08/17/10
Hi everybody. So I'm sorry and happy to hear about grandpa. It will be hard to not see him anymore but since he hasn't been him for a while I guess it's better. Don't worry about me at all, I'm fine. If anything I feel like I should feel worse but I think I was ready for it and I'm sure he is much happier. I think is somebody can feel at ease about passing over to the other side, it's grandpa. I hope everything is going good back there with funeral preparations and everything. Tell everyone who comes (and has an idea of who I am) hi for me. I wish I could be there for that but I'm ok with being here. As for grandpa memories, of course riding in the LUV to the field and climbing on hay. For some reason I remember a few years ago when he was eating at our house on Sunday he passed some kind of vegetables and asked if I wanted some to which I obviously said no and that I just wanted meat, and he said, "well shame on you!" and then sang me the 2nd verse of "In Our Lovely Deseret". I didn't know that was a hymn till I got out here. I remember biscuits and gravy on Christmas morning and the story of Christmas at the family party. I remember frogger on his old computer. I remember hundreds of gallons of punch and tons of Dum Dums.

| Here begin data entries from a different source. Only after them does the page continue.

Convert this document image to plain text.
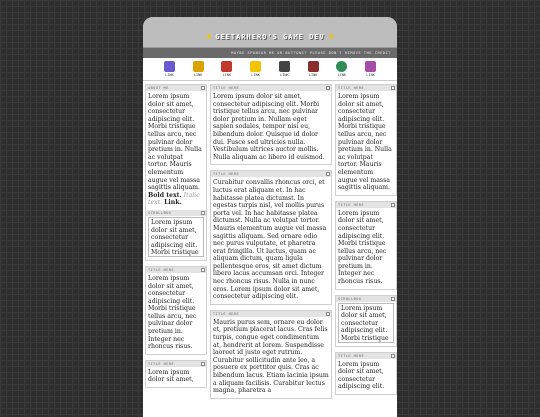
★ GEETARHERO'S GAME DEV ★
MAYBE SPONSOR ME OR BUTTONS? PLEASE DON'T REMOVE THE CREDIT
LINK	LINK	LINK	LINK	LINK	LINK	LINK	LINK
ABOUT ME
Lorem ipsum dolor sit amet, consectetur adipiscing elit. Morbi tristique tellus arcu, nec pulvinar dolor pretium in. Nulla ac volutpat tortor. Mauris elementum augue vel massa sagittis aliquam. Bold text. Italic text. Link.
SCROLLBOX
Lorem ipsum dolor sit amet, consectetur adipiscing elit. Morbi tristique
TITLE HERE
Lorem ipsum dolor sit amet, consectetur adipiscing elit. Morbi tristique tellus arcu, nec pulvinar dolor pretium in. Integer nec rhoncus risus.
TITLE HERE
Lorem ipsum dolor sit amet,
TITLE HERE
Lorem ipsum dolor sit amet, consectetur adipiscing elit. Morbi tristique tellus arcu, nec pulvinar dolor pretium in. Nullam eget sapien sodales, tempor nisi eu, bibendum dolor. Quisque id dolor dui. Fusce sed ultricies nulla. Vestibulum ultrices auctor mollis. Nulla aliquam ac libero id euismod.
TITLE HERE
Curabitur convallis rhoncus orci, et luctus erat aliquam et. In hac habitasse platea dictumst. In egestas turpis nisl, vel mollis purus porta vel. In hac habitasse platea dictumst. Nulla ac volutpat tortor. Mauris elementum augue vel massa sagittis aliquam. Sed ornare odio nec purus vulputate, et pharetra erat fringilla. Ut luctus, quam ac aliquam dictum, quam ligula pellentesque eros, sit amet dictum libero lacus accumsan orci. Integer nec rhoncus risus. Nulla in nunc eros. Lorem ipsum dolor sit amet, consectetur adipiscing elit.
TITLE HERE
Mauris purus sem, ornare eu dolor et, pretium placerat lacus. Cras felis turpis, congue eget condimentum at, hendrerit at lorem. Suspendisse laoreet id justo eget rutrum. Curabitur sollicitudin ante leo, a posuere ex porttitor quis. Cras ac bibendum lacus. Etiam lacinia ipsum a aliquam facilisis. Curabitur lectus magna, pharetra a
TITLE HERE
Lorem ipsum dolor sit amet, consectetur adipiscing elit. Morbi tristique tellus arcu, nec pulvinar dolor pretium in. Nulla ac volutpat tortor. Mauris elementum augue vel massa sagittis aliquam.
TITLE HERE
Lorem ipsum dolor sit amet, consectetur adipiscing elit. Morbi tristique tellus arcu, nec pulvinar dolor pretium in. Integer nec rhoncus risus.
SCROLLBOX
Lorem ipsum dolor sit amet, consectetur adipiscing elit. Morbi tristique
TITLE HERE
Lorem ipsum dolor sit amet, consectetur adipiscing elit.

I remember "Life's short, eat dessert first." And of course I remember him always being a perfect example in just about every way. So that's what first comes to mind. I hope all goes well this week.
08/23/10
Hi all. Well it sounds like everything went really well last week, I really wish I could have been there. I love the idea of using the truck instead of a hearse, and I'm sure grandpa does too. It would have been awesome to be able to see everybody and everything but I guess it's better that I was here. It's so awesome that grandpa is with grandma and everybody else that he hasn't seen for so long. I can't even imagine what it would be like right now if we didn't know what we know.